05/10/2024
Zeza, ponto final
-
Trabalhei muitos anos com Zeza Amaral. E também jogamos muita bola juntos. Na música, ele sempre me elogiava pelo Projeto A Música que Rola:
_ “Planta, só um cara que não é músico poderia unir tantos músicos”.
Mas eu era apenas o inspirador do projeto, por causa do meu blog O Papo que Rola. Kbelo e Neto Amaral foram os caras que arregaçaram as mangas e tocaram o projeto por vários anos. Eu garantia a publicação de matérias no Diário do Povo e eles faziam acontecer.
Do Zeza escritor, guardo no coração os sacis, saçoas e as sereias do Atibaia. Pontepretano roxo que era, entendia minha paixão pelo futebol. Para ele, eu era “o atleticano de quatro costados”. Escreveu isso em uma de suas crônicas, o que me encheu de orgulho. Também lembro que minha mãe, já falecida, adorava sua escrita, o que aumentava minha admiração por ele.
O melhor do Zeza era a resenha, sempre surpreendente, assim como sua habilidade de artilheiro. Um dia resolvi marcá-lo. Parecia fácil, pois ele era um pouco mais velho. F**ava paradão perto do gol, pois não tinha regra de impedimento no nosso jogo. O nome disso era “ficar na banheira”. Decidi que naquele dia Zeza não faria gol. Lembro que ele se aproximou de mim para puxar conversa, já que o time dele não estava atacando.
_ “Planta, por que não colocam paraquedas no avião? O que você acha?”. Isso, por causa de uma tragédia ocorrida na época.
_ “Sei lá, Zeza, acho que o custo para fazer a aeronave seria tão alto que ninguém iria ter dinheiro para comprar a passagem”.
Falei e comecei a pensar sobre o assunto. O Zeza deu uns passos para trás. Vi a bola vindo pelo alto e já era tarde. Ele deu um leve toque de cabeça e venceu o goleiro, por cobertura. Pior foi o Fábio Gallassi (Prêmio Esso de Jornalismo), na resenha após o futebol, se gabando do “grande lançamento”. Na verdade, tinha dado um chutão pra frente.
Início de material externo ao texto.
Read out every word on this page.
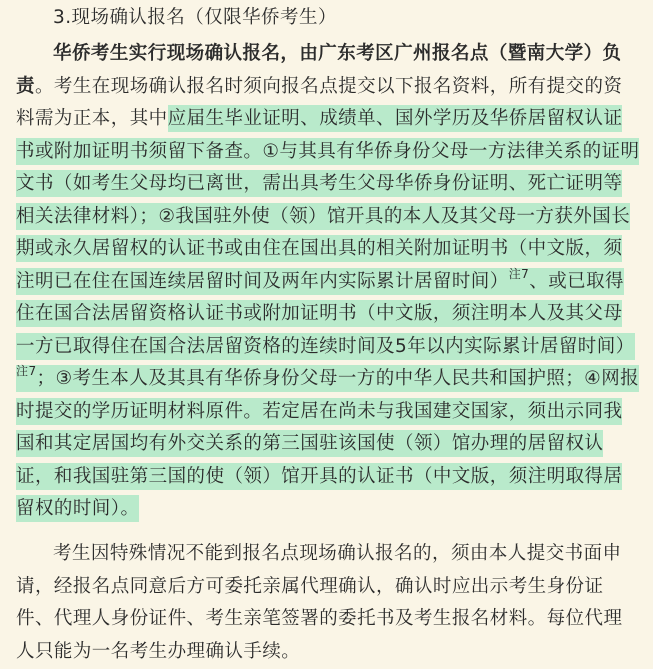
3.现场确认报名（仅限华侨考生）

华侨考生实行现场确认报名，由广东考区广州报名点（暨南大学）负责。考生在现场确认报名时须向报名点提交以下报名资料，所有提交的资料需为正本，其中应届生毕业证明、成绩单、国外学历及华侨居留权认证书或附加证明书须留下备查。①与其具有华侨身份父母一方法律关系的证明文书（如考生父母均已离世，需出具考生父母华侨身份证明、死亡证明等相关法律材料）；②我国驻外使（领）馆开具的本人及其父母一方获外国长期或永久居留权的认证书或由住在国出具的相关附加证明书（中文版，须注明已在住在国连续居留时间及两年内实际累计居留时间）$^{注7}$、或已取得住在国合法居留资格认证书或附加证明书（中文版，须注明本人及其父母一方已取得住在国合法居留资格的连续时间及5年以内实际累计居留时间）$^{注7}$；③考生本人及其具有华侨身份父母一方的中华人民共和国护照；④网报时提交的学历证明材料原件。若定居在尚未与我国建交国家，须出示同我国和其定居国均有外交关系的第三国驻该国使（领）馆办理的居留权认证，和我国驻第三国的使（领）馆开具的认证书（中文版，须注明取得居留权的时间）。

考生因特殊情况不能到报名点现场确认报名的，须由本人提交书面申请，经报名点同意后方可委托亲属代理确认，确认时应出示考生身份证件、代理人身份证件、考生亲笔签署的委托书及考生报名材料。每位代理人只能为一名考生办理确认手续。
Quando era editor-executivo, cheguei na redação no começo da tarde e o Zeza correu ao meu encontro:
_ “Planta, o Vadico não morreu”.
Eu, sem entender o que ocorria:
_ “Quem bom Zeza! Mas e eu kiko?”
_ “Não leu a minha crônica, Planta? Escrevi sobre a morte dele” .
O repórter-fotográfico Elcio Alves tinha visto o Bar do Vadico fechado e tirou sua conclusão. Voltou pro jornal e deu a “notícia”. Fingi despreocupação:
_ “Escreve outra crônica e ressuscita o Vadico”.
Claro que eu fiquei na torcida para aquilo não dar problema. Era uma época em adoravam processar o jornal. Mas, que nada, o Vadico ficou feliz da vida com a homenagem. Disse que não sabia que o Zeza gostava tanto dele. E, por ser tema da crônica do Zeza por dois dias seguidos, com um assunto tão pitoresco, seu bar ficou cheio por semanas.
Zeza nos deixou, assim como vários outros coleguinhas. Somos da geração dos últimos jornalistas boêmios, do Jornalismo Romântico. A gente trabalhava por amor à palavra escrita, pela paixão pelo cheiro da tinta. O coração vinha em primeiro lugar. Numa resenha com Zeza, sobre o escritor J. Toledo, discutíamos sobre o que nos leva a escrever. Ele disse ter ficado encantado com um pensamento meu sobre o assunto:
_ “Minha poesia é o grito desesperado de um coração que se despedaçou dentro do peito. E os fragmentos, só consigo reuni-los numa folha de papel em branco. Por isso escrevo, para continuar vivendo”.
Zeza, sua morte despedaçou meu coração. Por isso estou aqui escrevendo, tentando juntar os cacos. É isso, Zeza, ponto final.